The following Saturday, I headed back to East Lansing, intent on checking the city directories at the university library. On the way there, I decided to detour through Lansing and cruise the street where the Woods family had lived. With luck, Carol might still be there. Or maybe the home’s current owner would know where she went.
I remembered the street was behind the Oldsmobile Forge plant where Dad and Wayne both worked. To my amazement, it was gone. Not just the house; the street was gone. In fact, the whole neighborhood had vanished. As far as I could figure out, it had disappeared under an expanded factory parking lot.
When I found the old city directories in the library, I had a sudden idea. What if Jackie had been living with my parents when the survey taker stopped by in 1946? That person may have included her name as a boarder. Unfortunately, I soon discovered that World War II had interrupted the directory publishing business from 1941 to 1946, at least in Lansing.
Returning to my original task, I found the Woods family in the 1958 directory. The residence was 220 N. Alger Street. They listed Wayne’s employment as tool and die at Oldsmobile.
I moved forward in time. In 1964, about the last time I had seen them, Wayne and Mildred were still in the alphabetical listings at the same address. The next directory was for the year 1967. The parents were gone. But I found a listing for Carol Woods with the same address. She had indeed inherited the house.
The next directory was the 1970 edition. I needed Carol to be there still and married. For that matter, I needed the house to be there still. I had no idea what year the wrecking ball arrived.
There was no Woods among the resident listings. Anxiously, I turned to the street listing section and found 220 N. Alger. Their old house was still standing in 1970. The owners were a Carl and a Carol with an unfamiliar last name.
That had to be it! Carol Woods married a man named Carl and I now knew her married name.

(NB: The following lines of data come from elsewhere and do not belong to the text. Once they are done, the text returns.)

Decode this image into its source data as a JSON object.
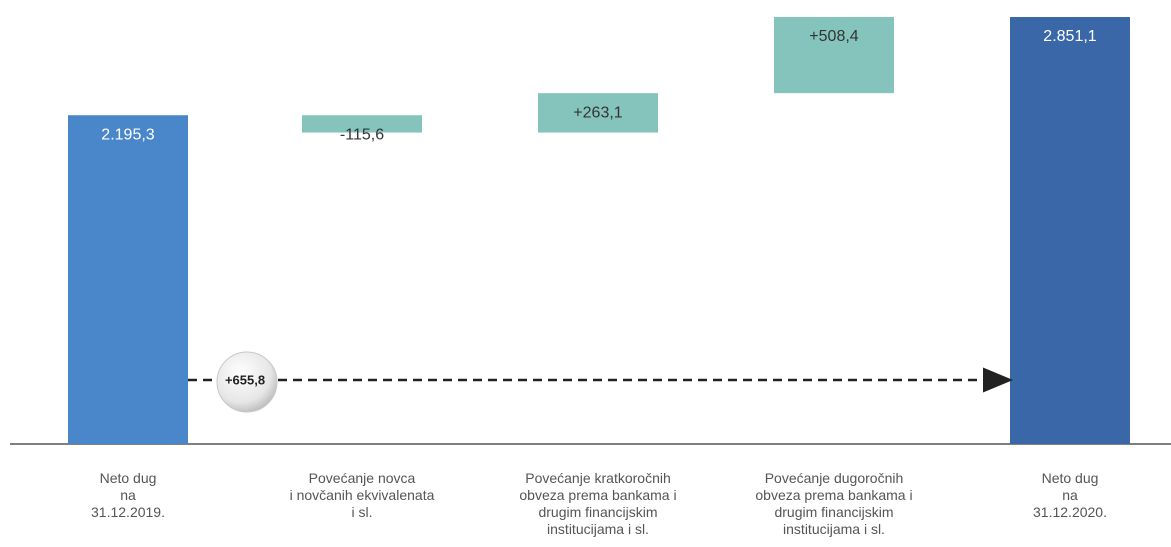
{
  "chart_data": {
    "type": "waterfall",
    "categories": [
      "Neto dug\nna\n31.12.2019.",
      "Povećanje novca\ni novčanih ekvivalenata\ni sl.",
      "Povećanje kratkoročnih\nobveza prema bankama i\ndrugim financijskim\ninstitucijama i sl.",
      "Povećanje dugoročnih\nobveza prema bankama i\ndrugim financijskim\ninstitucijama i sl.",
      "Neto dug\nna\n31.12.2020."
    ],
    "values": [
      2195.3,
      -115.6,
      263.1,
      508.4,
      2851.1
    ],
    "value_labels": [
      "2.195,3",
      "-115,6",
      "+263,1",
      "+508,4",
      "2.851,1"
    ],
    "measure": [
      "absolute",
      "relative",
      "relative",
      "relative",
      "absolute"
    ],
    "colors": [
      "#4a87ca",
      "#85c4bc",
      "#85c4bc",
      "#85c4bc",
      "#3a67a7"
    ],
    "annotation": {
      "value": 655.8,
      "label": "+655,8"
    }
  }
}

I found a current Lansing telephone directory and said a silent prayer that they were still in the area. Sure enough, I found the address and phone number.

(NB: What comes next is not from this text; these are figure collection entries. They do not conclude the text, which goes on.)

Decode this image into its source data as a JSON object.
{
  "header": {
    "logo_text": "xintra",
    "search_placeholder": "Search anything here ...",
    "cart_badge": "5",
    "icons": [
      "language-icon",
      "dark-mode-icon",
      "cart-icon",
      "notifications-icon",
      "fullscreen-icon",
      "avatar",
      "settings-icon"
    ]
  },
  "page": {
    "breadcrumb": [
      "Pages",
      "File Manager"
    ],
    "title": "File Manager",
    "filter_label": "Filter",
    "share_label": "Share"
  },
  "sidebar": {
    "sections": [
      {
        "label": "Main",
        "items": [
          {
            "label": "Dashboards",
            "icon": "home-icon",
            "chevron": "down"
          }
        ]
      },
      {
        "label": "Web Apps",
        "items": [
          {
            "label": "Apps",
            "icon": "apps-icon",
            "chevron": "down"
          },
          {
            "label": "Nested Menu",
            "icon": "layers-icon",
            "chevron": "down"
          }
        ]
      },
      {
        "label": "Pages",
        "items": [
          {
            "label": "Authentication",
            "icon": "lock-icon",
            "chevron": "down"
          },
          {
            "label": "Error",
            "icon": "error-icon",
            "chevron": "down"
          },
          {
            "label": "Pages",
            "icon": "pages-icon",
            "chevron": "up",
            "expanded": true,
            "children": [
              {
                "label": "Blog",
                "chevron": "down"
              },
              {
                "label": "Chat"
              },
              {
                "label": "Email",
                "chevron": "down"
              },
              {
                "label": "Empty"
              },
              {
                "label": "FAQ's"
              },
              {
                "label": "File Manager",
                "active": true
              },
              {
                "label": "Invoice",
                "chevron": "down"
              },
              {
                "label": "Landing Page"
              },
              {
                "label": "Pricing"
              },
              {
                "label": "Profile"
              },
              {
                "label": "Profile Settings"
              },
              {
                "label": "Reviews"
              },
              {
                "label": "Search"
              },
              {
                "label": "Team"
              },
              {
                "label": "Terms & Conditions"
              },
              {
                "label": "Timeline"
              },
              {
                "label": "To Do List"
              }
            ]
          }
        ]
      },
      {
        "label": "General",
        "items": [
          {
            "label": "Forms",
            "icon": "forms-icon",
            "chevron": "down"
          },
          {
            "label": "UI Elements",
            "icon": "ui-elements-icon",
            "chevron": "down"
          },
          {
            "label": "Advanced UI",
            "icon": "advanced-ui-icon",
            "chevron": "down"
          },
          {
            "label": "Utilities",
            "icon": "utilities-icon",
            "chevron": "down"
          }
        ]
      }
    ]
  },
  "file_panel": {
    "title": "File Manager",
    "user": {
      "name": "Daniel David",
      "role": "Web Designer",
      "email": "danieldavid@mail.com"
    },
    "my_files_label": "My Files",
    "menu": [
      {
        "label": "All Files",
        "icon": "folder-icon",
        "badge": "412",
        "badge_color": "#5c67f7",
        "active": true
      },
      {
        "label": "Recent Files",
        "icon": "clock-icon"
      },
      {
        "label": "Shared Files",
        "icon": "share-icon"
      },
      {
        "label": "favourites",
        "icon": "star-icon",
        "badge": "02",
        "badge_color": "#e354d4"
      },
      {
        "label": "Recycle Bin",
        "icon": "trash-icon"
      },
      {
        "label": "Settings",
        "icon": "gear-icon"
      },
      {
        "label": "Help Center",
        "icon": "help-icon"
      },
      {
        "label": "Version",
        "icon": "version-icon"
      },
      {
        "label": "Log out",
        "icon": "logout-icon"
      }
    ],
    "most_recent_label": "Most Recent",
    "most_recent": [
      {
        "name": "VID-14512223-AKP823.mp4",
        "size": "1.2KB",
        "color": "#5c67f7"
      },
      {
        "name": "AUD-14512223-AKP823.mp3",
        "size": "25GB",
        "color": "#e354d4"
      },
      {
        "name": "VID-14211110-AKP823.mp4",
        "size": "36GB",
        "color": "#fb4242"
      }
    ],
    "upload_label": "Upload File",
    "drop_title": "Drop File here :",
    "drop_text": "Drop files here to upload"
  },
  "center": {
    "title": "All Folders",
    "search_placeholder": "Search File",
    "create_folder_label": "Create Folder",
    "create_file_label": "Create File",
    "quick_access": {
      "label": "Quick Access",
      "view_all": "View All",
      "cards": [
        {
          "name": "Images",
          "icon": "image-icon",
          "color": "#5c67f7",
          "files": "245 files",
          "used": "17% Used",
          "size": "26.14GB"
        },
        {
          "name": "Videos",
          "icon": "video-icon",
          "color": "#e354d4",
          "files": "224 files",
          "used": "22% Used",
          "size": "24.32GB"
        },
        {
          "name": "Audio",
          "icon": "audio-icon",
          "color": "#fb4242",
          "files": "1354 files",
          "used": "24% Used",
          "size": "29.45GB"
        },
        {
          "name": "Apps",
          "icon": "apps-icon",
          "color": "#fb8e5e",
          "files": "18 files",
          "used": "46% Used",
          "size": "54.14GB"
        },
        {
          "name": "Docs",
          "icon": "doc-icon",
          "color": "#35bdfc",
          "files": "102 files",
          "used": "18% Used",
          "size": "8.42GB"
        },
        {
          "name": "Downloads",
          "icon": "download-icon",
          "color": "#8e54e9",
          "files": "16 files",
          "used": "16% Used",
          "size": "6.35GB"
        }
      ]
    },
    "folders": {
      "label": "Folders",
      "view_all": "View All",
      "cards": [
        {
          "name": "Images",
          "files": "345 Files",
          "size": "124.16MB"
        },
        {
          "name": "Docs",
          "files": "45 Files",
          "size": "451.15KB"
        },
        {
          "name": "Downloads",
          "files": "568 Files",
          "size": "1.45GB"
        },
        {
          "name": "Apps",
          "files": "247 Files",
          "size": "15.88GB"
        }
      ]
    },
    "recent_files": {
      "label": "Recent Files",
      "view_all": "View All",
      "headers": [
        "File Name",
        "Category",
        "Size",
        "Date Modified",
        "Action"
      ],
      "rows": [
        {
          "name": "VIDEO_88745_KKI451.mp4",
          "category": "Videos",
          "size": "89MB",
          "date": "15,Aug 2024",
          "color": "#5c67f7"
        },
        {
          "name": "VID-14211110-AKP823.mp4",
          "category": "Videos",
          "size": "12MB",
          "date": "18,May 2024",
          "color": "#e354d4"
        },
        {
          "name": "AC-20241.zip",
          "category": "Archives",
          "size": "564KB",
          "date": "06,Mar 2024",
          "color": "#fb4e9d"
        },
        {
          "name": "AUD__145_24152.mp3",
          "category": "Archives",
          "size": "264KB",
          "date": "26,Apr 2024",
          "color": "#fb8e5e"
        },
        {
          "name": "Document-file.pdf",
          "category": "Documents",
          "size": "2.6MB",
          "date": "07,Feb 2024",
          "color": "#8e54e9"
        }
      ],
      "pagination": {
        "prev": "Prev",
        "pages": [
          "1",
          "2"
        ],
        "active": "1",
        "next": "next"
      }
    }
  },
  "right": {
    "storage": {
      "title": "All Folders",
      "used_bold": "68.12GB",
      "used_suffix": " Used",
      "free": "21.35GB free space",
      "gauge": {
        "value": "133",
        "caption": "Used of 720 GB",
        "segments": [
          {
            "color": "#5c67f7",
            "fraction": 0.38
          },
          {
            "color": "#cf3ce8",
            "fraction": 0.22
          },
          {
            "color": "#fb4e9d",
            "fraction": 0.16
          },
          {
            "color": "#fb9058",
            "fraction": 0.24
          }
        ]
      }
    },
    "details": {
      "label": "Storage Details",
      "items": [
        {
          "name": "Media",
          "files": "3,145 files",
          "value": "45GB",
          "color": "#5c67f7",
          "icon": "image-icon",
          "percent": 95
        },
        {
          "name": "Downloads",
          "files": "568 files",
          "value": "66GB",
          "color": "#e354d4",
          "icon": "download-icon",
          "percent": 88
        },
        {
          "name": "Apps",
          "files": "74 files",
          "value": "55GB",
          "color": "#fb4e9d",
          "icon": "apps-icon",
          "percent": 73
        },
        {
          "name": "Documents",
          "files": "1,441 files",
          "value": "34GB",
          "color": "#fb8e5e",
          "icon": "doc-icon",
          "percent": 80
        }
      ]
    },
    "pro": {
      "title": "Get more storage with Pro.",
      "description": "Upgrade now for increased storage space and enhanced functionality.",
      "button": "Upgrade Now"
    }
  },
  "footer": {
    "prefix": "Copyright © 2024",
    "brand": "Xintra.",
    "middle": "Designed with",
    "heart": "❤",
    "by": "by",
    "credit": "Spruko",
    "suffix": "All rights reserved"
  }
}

Since it was Saturday afternoon, I reasoned that I might be able to catch her at home. It was time for Carol to get a surprise visitor from her distant past.
About thirty minutes later, I parked on the street in front of Carol’s home. It was only a few miles west of her old neighbo
rhood and I had no trouble finding it.
I remained in the car, a little nervous about going to the door. How would Carol react to my showing up unannounced after nearly twenty years? Would she know anything at all about my adoption? And if she did, would she be willing to provide the information necessary to connect me to my mother and brother?

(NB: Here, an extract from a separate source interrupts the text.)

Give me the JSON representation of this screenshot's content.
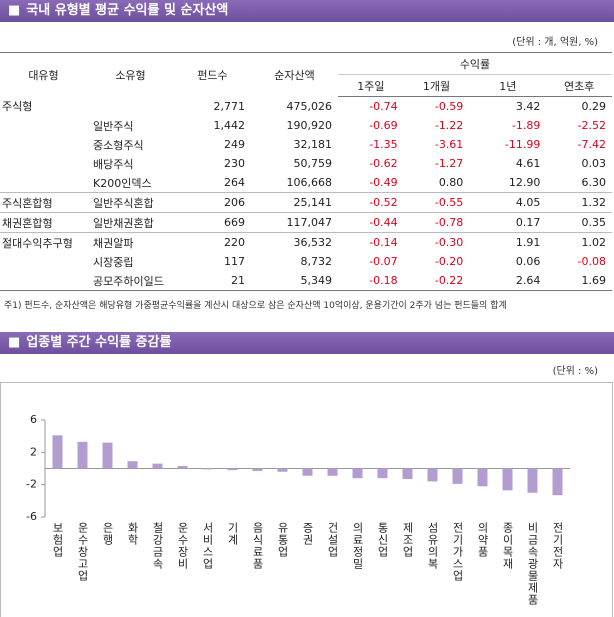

As I walked to the front door, I pumped up my courage and rang the bell. Fortunately, Carol was home and promptly answered the door. She looked like a slightly older version of the young girl I remembered. I knew right away that she recognized me, too, as a knowing smile appeared on her face. She spoke my name and invited me in.
Carl was out, so I did not get to meet him. Carol and I sat down in her living room and chatted for awhile, catching each other up on the spouses and children we had acquired since last seeing each other. Before I could get to the purpose of my visit, Carol beat me to it.
“You didn’t drop by after all these years just to make small talk,” she said. “You’re here for a reason and I think I know what it is.”
8
CAROL
I had found Carol and it seemed clear that she did know something about my adoption. Getting excited, I summarized my situation. I began with the 1964 revelation in the doctor’s office and concluded with Dad’s 1978 tale about Carol’s parents, Wayne and Mickey, knowing my birth mother.
“I always knew you were adopted,” volunteered Carol. “But it was a huge secret and my parents warned me never to tell you.”
“Now that the secret is out,” I asked, “what details do you know? How was my birth mother connected to your family?”
Carol paused for a moment to collect her thoughts. And then she told me. Her mother, Mickey, had an uncle in the Detroit area named Bill French, who had a wife, Marie, and three daughters. Bill worked at the Kelvinator plant and began having an affair with a divorced coworker named Marion.